Students drop science and tech subjects as they’re ‘too difficult’

26 Apr 2017

The 2018 BT Young Scientist and Technology Exhibition launches today. From left: Talha Moktar, Daisy Gavigan, Cara McCrystal and Finbar Guisti. Image: Fennell Photography

A bugbear of employers in STEM fields is a lack of available talent. According to a new study, it’s perception that’s the killer.

Four in 10 Irish students perceive science and technology as too difficult, hence why they drop the subjects in favour of others.

This has a knock-on effect on the state, producing too few people qualified for the modern working world, according to a new report from the BT Young Scientist and Technology Exhibition (BTYSTE).


One in three students surveyed had no interest in science or technology whatsoever and just 2pc could name one influential Irish person in the fields.

This indicates a gap in understanding of the potential careers available to students choosing science, engineering, technology and maths (STEM) subjects at second level – a simple fix, one would have thought.

For the study, 500 third-level students were questioned to gather information on what they studied and why.

Of those who have participated in BTYSTE, 77pc went on to study science and/or technology in third level, compared to just 10pc of those that had not taken part in the event.

Parental influence

35pc stated that their school and peers were the biggest influential factor in determining their interest in science or technology, nearly tripling the respondents who suggested that parents or guardians were the most influential (13pc).

The latter point is interesting as an Accenture study from earlier this year highlighted parental pressure as one of the reasons girls, in particular, drop STEM subjects in school.

However, BTYSTE’s report does find some correlation in the role of parents and the choices of students. 56pc of students currently studying science and/or technology at third level felt that their parents and teachers put focus on STEM while at secondary school, compared to only 32pc of other students.

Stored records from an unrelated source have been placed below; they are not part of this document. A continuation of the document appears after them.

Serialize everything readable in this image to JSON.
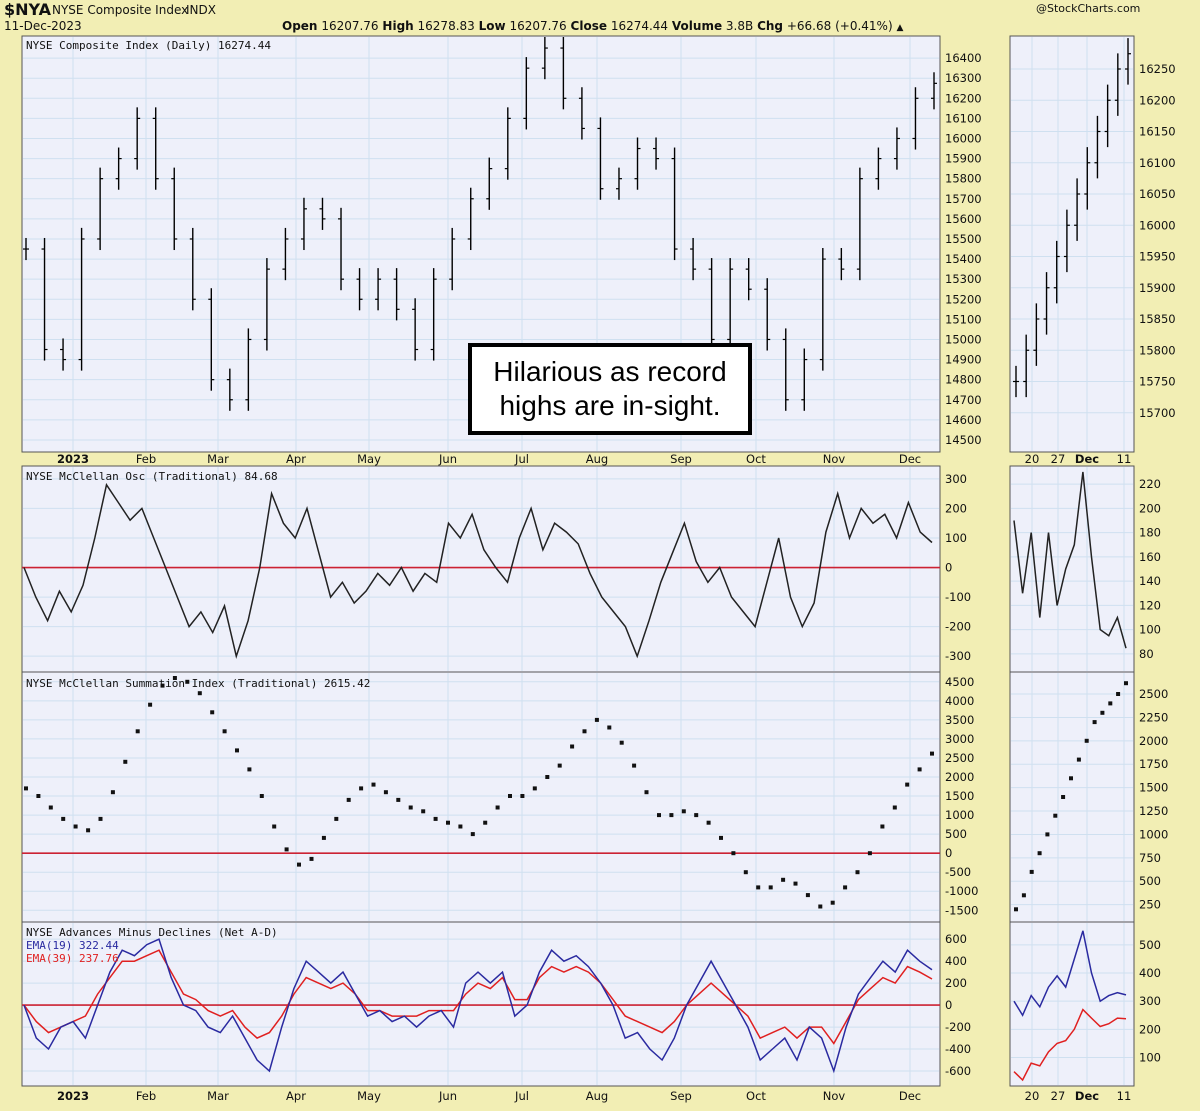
{
  "header": {
    "symbol": "$NYA",
    "name": "NYSE Composite Index",
    "exchange": "INDX",
    "date": "11-Dec-2023",
    "watermark": "@StockCharts.com",
    "open_label": "Open",
    "open": "16207.76",
    "high_label": "High",
    "high": "16278.83",
    "low_label": "Low",
    "low": "16207.76",
    "close_label": "Close",
    "close": "16274.44",
    "volume_label": "Volume",
    "volume": "3.8B",
    "chg_label": "Chg",
    "chg": "+66.68 (+0.41%)"
  },
  "annotation": "Hilarious as record highs are in-sight.",
  "colors": {
    "background": "#f2eeb4",
    "panel": "#eef0fa",
    "grid": "#cfe0f0",
    "price": "#000000",
    "zero_line": "#cc2233",
    "ema19": "#2a2aa0",
    "ema39": "#e02020"
  },
  "chart_data": [
    {
      "type": "ohlc",
      "panel": "price",
      "title": "NYSE Composite Index (Daily) 16274.44",
      "y_ticks": [
        14500,
        14600,
        14700,
        14800,
        14900,
        15000,
        15100,
        15200,
        15300,
        15400,
        15500,
        15600,
        15700,
        15800,
        15900,
        16000,
        16100,
        16200,
        16300,
        16400
      ],
      "ylim": [
        14450,
        16500
      ],
      "x_labels": [
        "2023",
        "Feb",
        "Mar",
        "Apr",
        "May",
        "Jun",
        "Jul",
        "Aug",
        "Sep",
        "Oct",
        "Nov",
        "Dec"
      ],
      "closes_approx": [
        15450,
        14950,
        14900,
        15500,
        15800,
        15900,
        16100,
        15800,
        15500,
        15200,
        14800,
        14700,
        15000,
        15350,
        15500,
        15650,
        15600,
        15300,
        15200,
        15300,
        15150,
        14950,
        15300,
        15500,
        15700,
        15850,
        16100,
        16350,
        16450,
        16200,
        16050,
        15750,
        15800,
        15950,
        15900,
        15450,
        15350,
        15000,
        15350,
        15250,
        15000,
        14700,
        14900,
        15400,
        15350,
        15800,
        15900,
        16000,
        16200,
        16274.44
      ]
    },
    {
      "type": "ohlc",
      "panel": "price-zoom",
      "y_ticks": [
        15700,
        15750,
        15800,
        15850,
        15900,
        15950,
        16000,
        16050,
        16100,
        16150,
        16200,
        16250
      ],
      "x_labels": [
        "20",
        "27",
        "Dec",
        "11"
      ],
      "closes_approx": [
        15750,
        15800,
        15850,
        15900,
        15950,
        16000,
        16050,
        16100,
        16150,
        16200,
        16250,
        16274.44
      ]
    },
    {
      "type": "line",
      "panel": "oscillator",
      "title": "NYSE McClellan Osc (Traditional) 84.68",
      "y_ticks": [
        -300,
        -200,
        -100,
        0,
        100,
        200,
        300
      ],
      "ylim": [
        -340,
        330
      ],
      "zero_line": 0,
      "values": [
        0,
        -100,
        -180,
        -80,
        -150,
        -60,
        100,
        280,
        220,
        160,
        200,
        100,
        0,
        -100,
        -200,
        -150,
        -220,
        -130,
        -300,
        -180,
        0,
        250,
        150,
        100,
        200,
        50,
        -100,
        -50,
        -120,
        -80,
        -20,
        -60,
        0,
        -80,
        -20,
        -50,
        150,
        100,
        180,
        60,
        0,
        -50,
        100,
        200,
        60,
        150,
        120,
        80,
        -20,
        -100,
        -150,
        -200,
        -300,
        -180,
        -50,
        50,
        150,
        20,
        -50,
        0,
        -100,
        -150,
        -200,
        -50,
        100,
        -100,
        -200,
        -120,
        120,
        250,
        100,
        200,
        150,
        180,
        100,
        220,
        120,
        84.68
      ]
    },
    {
      "type": "line",
      "panel": "oscillator-zoom",
      "y_ticks": [
        80,
        100,
        120,
        140,
        160,
        180,
        200,
        220
      ],
      "values": [
        190,
        130,
        180,
        110,
        180,
        120,
        150,
        170,
        230,
        160,
        100,
        95,
        110,
        84.68
      ]
    },
    {
      "type": "scatter",
      "panel": "summation",
      "title": "NYSE McClellan Summation Index (Traditional) 2615.42",
      "y_ticks": [
        -1500,
        -1000,
        -500,
        0,
        500,
        1000,
        1500,
        2000,
        2500,
        3000,
        3500,
        4000,
        4500
      ],
      "ylim": [
        -1650,
        4600
      ],
      "zero_line": 0,
      "values": [
        1700,
        1500,
        1200,
        900,
        700,
        600,
        900,
        1600,
        2400,
        3200,
        3900,
        4400,
        4600,
        4500,
        4200,
        3700,
        3200,
        2700,
        2200,
        1500,
        700,
        100,
        -300,
        -150,
        400,
        900,
        1400,
        1700,
        1800,
        1600,
        1400,
        1200,
        1100,
        900,
        800,
        700,
        500,
        800,
        1200,
        1500,
        1500,
        1700,
        2000,
        2300,
        2800,
        3200,
        3500,
        3300,
        2900,
        2300,
        1600,
        1000,
        1000,
        1100,
        1000,
        800,
        400,
        0,
        -500,
        -900,
        -900,
        -700,
        -800,
        -1100,
        -1400,
        -1300,
        -900,
        -500,
        0,
        700,
        1200,
        1800,
        2200,
        2615.42
      ]
    },
    {
      "type": "scatter",
      "panel": "summation-zoom",
      "y_ticks": [
        250,
        500,
        750,
        1000,
        1250,
        1500,
        1750,
        2000,
        2250,
        2500
      ],
      "values": [
        200,
        350,
        600,
        800,
        1000,
        1200,
        1400,
        1600,
        1800,
        2000,
        2200,
        2300,
        2400,
        2500,
        2615.42
      ]
    },
    {
      "type": "line",
      "panel": "breadth",
      "title": "NYSE Advances Minus Declines (Net A-D)",
      "series": [
        {
          "name": "EMA(19) 322.44",
          "values": [
            0,
            -300,
            -400,
            -200,
            -150,
            -300,
            0,
            300,
            500,
            450,
            550,
            600,
            250,
            0,
            -50,
            -200,
            -250,
            -100,
            -300,
            -500,
            -600,
            -200,
            150,
            400,
            300,
            200,
            300,
            100,
            -100,
            -50,
            -150,
            -100,
            -200,
            -100,
            -50,
            -200,
            200,
            300,
            200,
            300,
            -100,
            0,
            300,
            500,
            400,
            450,
            350,
            200,
            0,
            -300,
            -250,
            -400,
            -500,
            -300,
            0,
            200,
            400,
            200,
            0,
            -200,
            -500,
            -400,
            -300,
            -500,
            -200,
            -300,
            -600,
            -200,
            100,
            250,
            400,
            300,
            500,
            400,
            322.44
          ]
        },
        {
          "name": "EMA(39) 237.76",
          "values": [
            0,
            -150,
            -250,
            -200,
            -150,
            -100,
            100,
            250,
            400,
            400,
            450,
            500,
            300,
            100,
            50,
            -50,
            -100,
            -50,
            -200,
            -300,
            -250,
            -100,
            100,
            250,
            200,
            150,
            200,
            100,
            -50,
            -50,
            -100,
            -100,
            -100,
            -50,
            -50,
            -50,
            100,
            200,
            150,
            250,
            50,
            50,
            250,
            350,
            300,
            350,
            300,
            200,
            50,
            -100,
            -150,
            -200,
            -250,
            -150,
            0,
            100,
            200,
            100,
            0,
            -100,
            -300,
            -250,
            -200,
            -300,
            -200,
            -200,
            -350,
            -150,
            50,
            150,
            250,
            200,
            350,
            300,
            237.76
          ]
        }
      ],
      "y_ticks": [
        -600,
        -400,
        -200,
        0,
        200,
        400,
        600
      ],
      "ylim": [
        -700,
        720
      ],
      "zero_line": 0,
      "x_labels": [
        "2023",
        "Feb",
        "Mar",
        "Apr",
        "May",
        "Jun",
        "Jul",
        "Aug",
        "Sep",
        "Oct",
        "Nov",
        "Dec"
      ]
    },
    {
      "type": "line",
      "panel": "breadth-zoom",
      "y_ticks": [
        100,
        200,
        300,
        400,
        500
      ],
      "x_labels": [
        "20",
        "27",
        "Dec",
        "11"
      ],
      "series": [
        {
          "name": "EMA(19)",
          "values": [
            300,
            250,
            320,
            280,
            350,
            390,
            350,
            450,
            550,
            400,
            300,
            320,
            330,
            322.44
          ]
        },
        {
          "name": "EMA(39)",
          "values": [
            50,
            20,
            80,
            70,
            120,
            150,
            160,
            200,
            270,
            240,
            210,
            220,
            240,
            237.76
          ]
        }
      ]
    }
  ]
}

According to a separate three-year study revealed last year, the ratio of male students to female students at secondary level is greater than 3:1 for physics, whereas biology has been found to have a ratio of 2:3.

“One key barrier in this regard arises from the fact that while parents are the main influencers when it comes to advising their daughters on how to define educational and career paths, they generally lack information about career options,” the report said.

Open for business

Today’s report comes as BTYSTE opens its call for 2018’s band of geniuses, following January’s record-breaking event where the organisers received more entries than ever before.

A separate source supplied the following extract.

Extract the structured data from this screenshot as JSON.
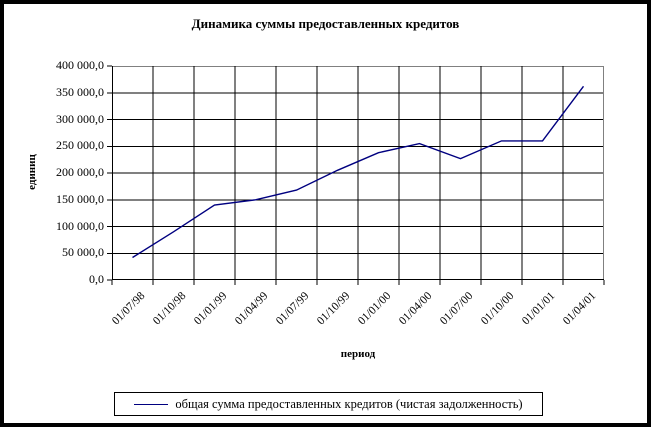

“Today’s research proves that initiatives like BTYSTE play an important role in cultivating an interest in science, maths, engineering and technology at the grassroots, but also highlights the need for schools to encourage their students to choose science or technology subjects at exam level to maintain that interest,” said Shay Walsh, MD of BT Ireland.

“For students, the future really does start here so I would encourage every student to consider getting involved in the BTYSTE to see for themselves how exciting and vast the world of science and technology can be.”